🤖 AI Summary
Fourier Neural Operators (FNOs) lack rigorous theoretical foundations regarding stability, generalization, and frequency-domain behavior in high-dimensional PDE surrogate modeling.
Method: This work pioneers the application of Effective Field Theory (EFT) to neural operator analysis, establishing a systematic theoretical framework in infinite-dimensional function spaces. It derives closed-form recurrence relations for layer-wise kernels and four-point vertices, uncovering how nonlinear activations induce high-frequency mode coupling and spectral shifting. Integrating EFT with spectral truncation analysis, it formulates a criticality-driven hyperparameter selection principle and derives critical initialization conditions for weights in wide networks to ensure stable perturbation scaling across depth.

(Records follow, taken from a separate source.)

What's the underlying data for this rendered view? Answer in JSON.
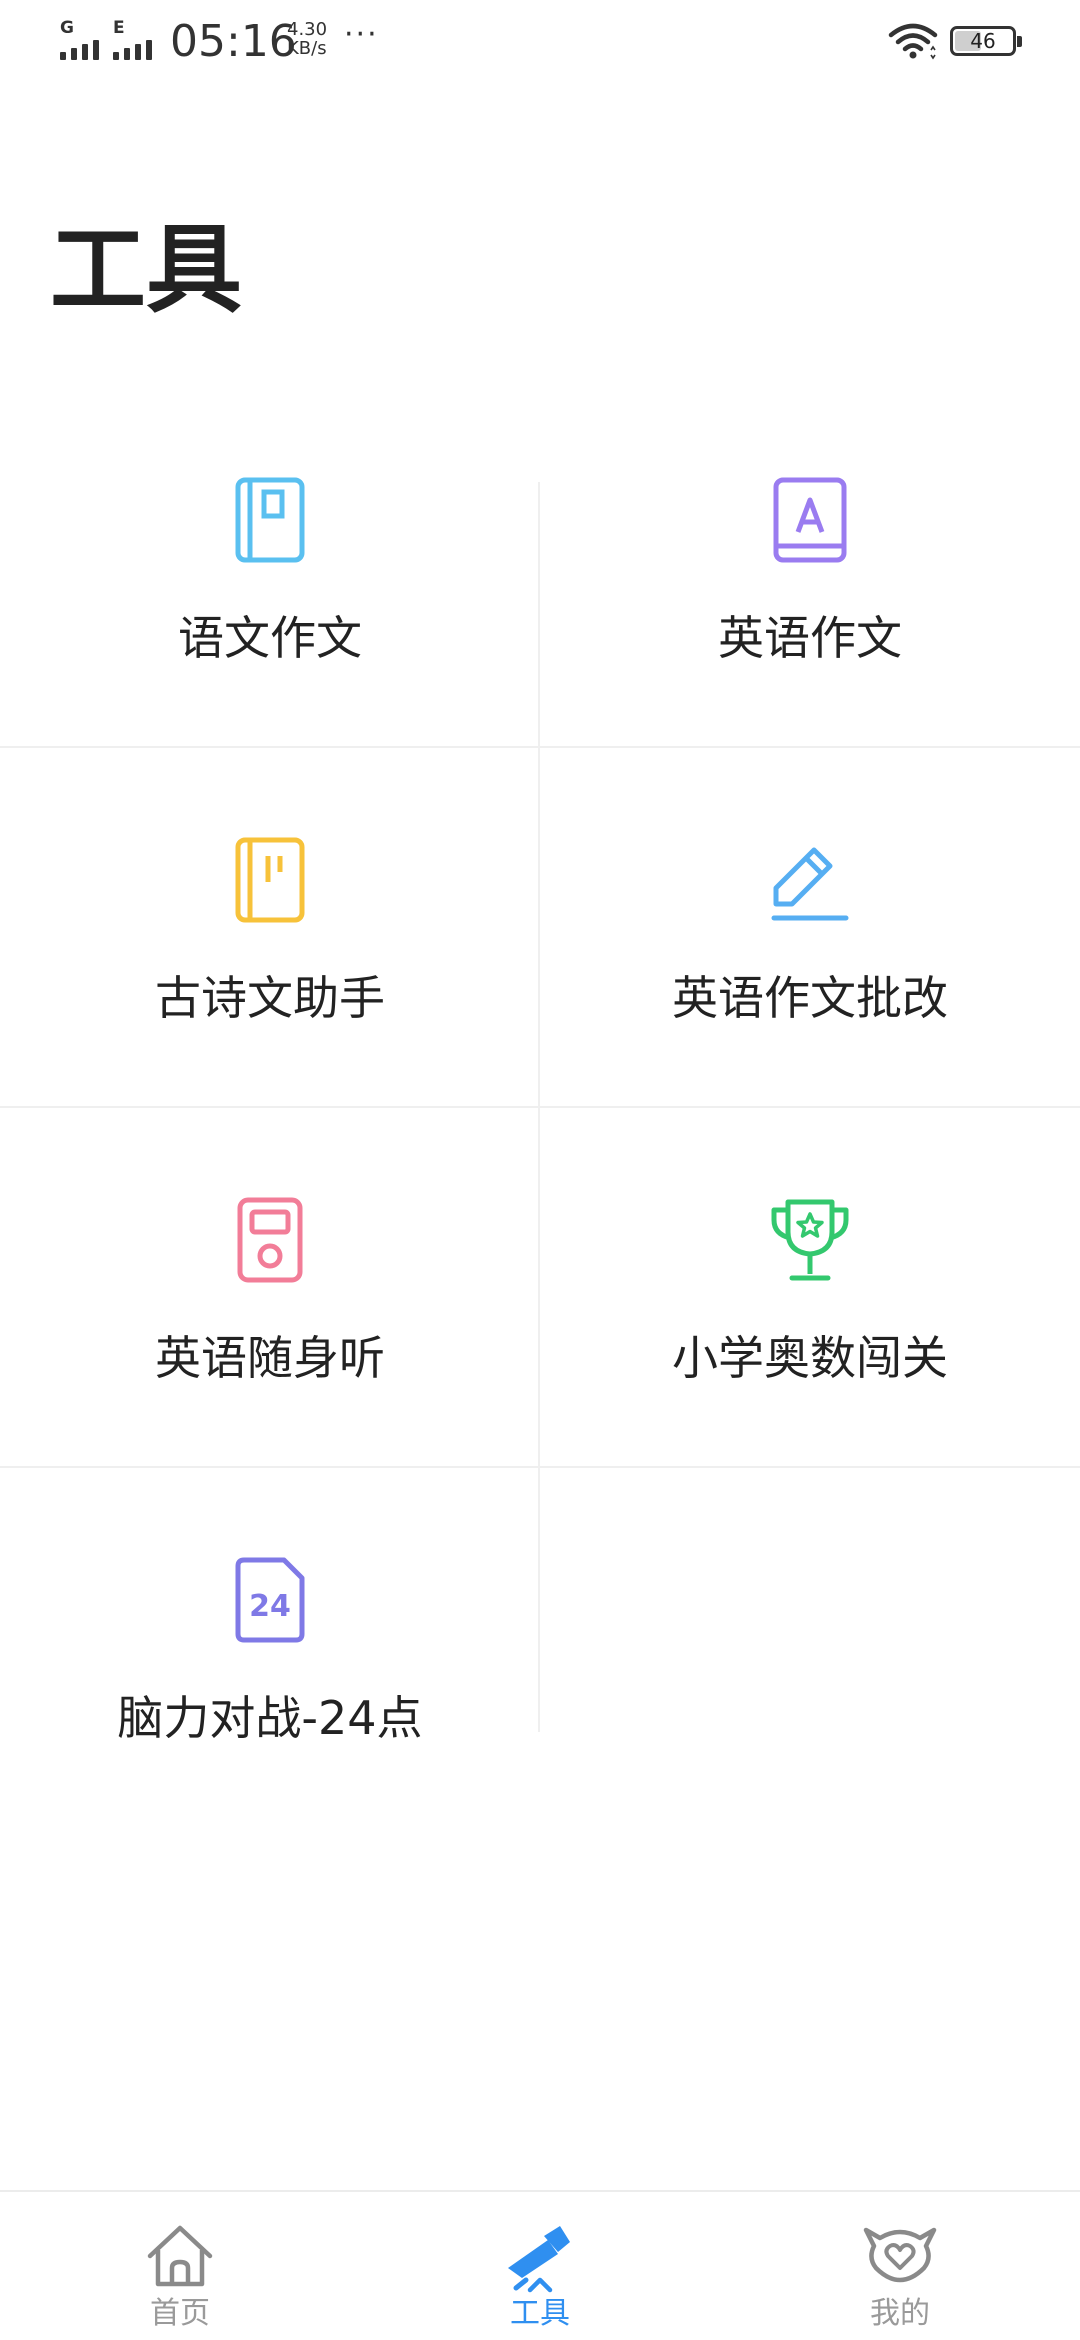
{
  "status_bar": {
    "signal1_label": "G",
    "signal2_label": "E",
    "time": "05:16",
    "speed_value": "4.30",
    "speed_unit": "KB/s",
    "more": "···",
    "battery_level": "46",
    "battery_fraction": 0.46
  },
  "page": {
    "title": "工具"
  },
  "tools": [
    {
      "label": "语文作文",
      "icon": "notebook-icon",
      "color": "#5ac0f0"
    },
    {
      "label": "英语作文",
      "icon": "english-book-icon",
      "color": "#9a7cf0"
    },
    {
      "label": "古诗文助手",
      "icon": "poetry-book-icon",
      "color": "#f7c23a"
    },
    {
      "label": "英语作文批改",
      "icon": "pencil-edit-icon",
      "color": "#56aef2"
    },
    {
      "label": "英语随身听",
      "icon": "audio-player-icon",
      "color": "#f27d98"
    },
    {
      "label": "小学奥数闯关",
      "icon": "trophy-icon",
      "color": "#33c86e"
    },
    {
      "label": "脑力对战-24点",
      "icon": "card-24-icon",
      "icon_text": "24",
      "color": "#7f79e6"
    }
  ],
  "bottom_nav": {
    "items": [
      {
        "label": "首页",
        "icon": "home-icon",
        "active": false
      },
      {
        "label": "工具",
        "icon": "tools-rocket-icon",
        "active": true
      },
      {
        "label": "我的",
        "icon": "heart-face-icon",
        "active": false
      }
    ]
  },
  "colors": {
    "accent": "#2f8ff0",
    "inactive": "#9a9a9a",
    "text": "#222222",
    "divider": "#efefef"
  }
}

Results: Theoretical analysis and empirical validation jointly demonstrate that this principle significantly enhances generalization and feature learning capability. It establishes a novel, interpretable design paradigm for FNOs grounded in physical and statistical principles.
📝 Abstract
Fourier Neural Operators (FNOs) have emerged as leading surrogates for high-dimensional partial-differential equations, yet their stability, generalization and frequency behavior lack a principled explanation. We present the first systematic effective-field-theory analysis of FNOs in an infinite-dimensional function space, deriving closed recursion relations for the layer kernel and four-point vertex and then examining three practically important settings-analytic activations, scale-invariant cases and architectures with residual connections. The theory shows that nonlinear activations inevitably couple frequency inputs to high-frequency modes that are otherwise discarded by spectral truncation, and experiments confirm this frequency transfer. For wide networks we obtain explicit criticality conditions on the weight-initialization ensemble that keep small input perturbations to have uniform scale across depth, and empirical tests validate these predictions. Taken together, our results quantify how nonlinearity enables neural operators to capture non-trivial features, supply criteria for hyper-parameter selection via criticality analysis, and explain why scale-invariant activations and residual connections enhance feature learning in FNOs.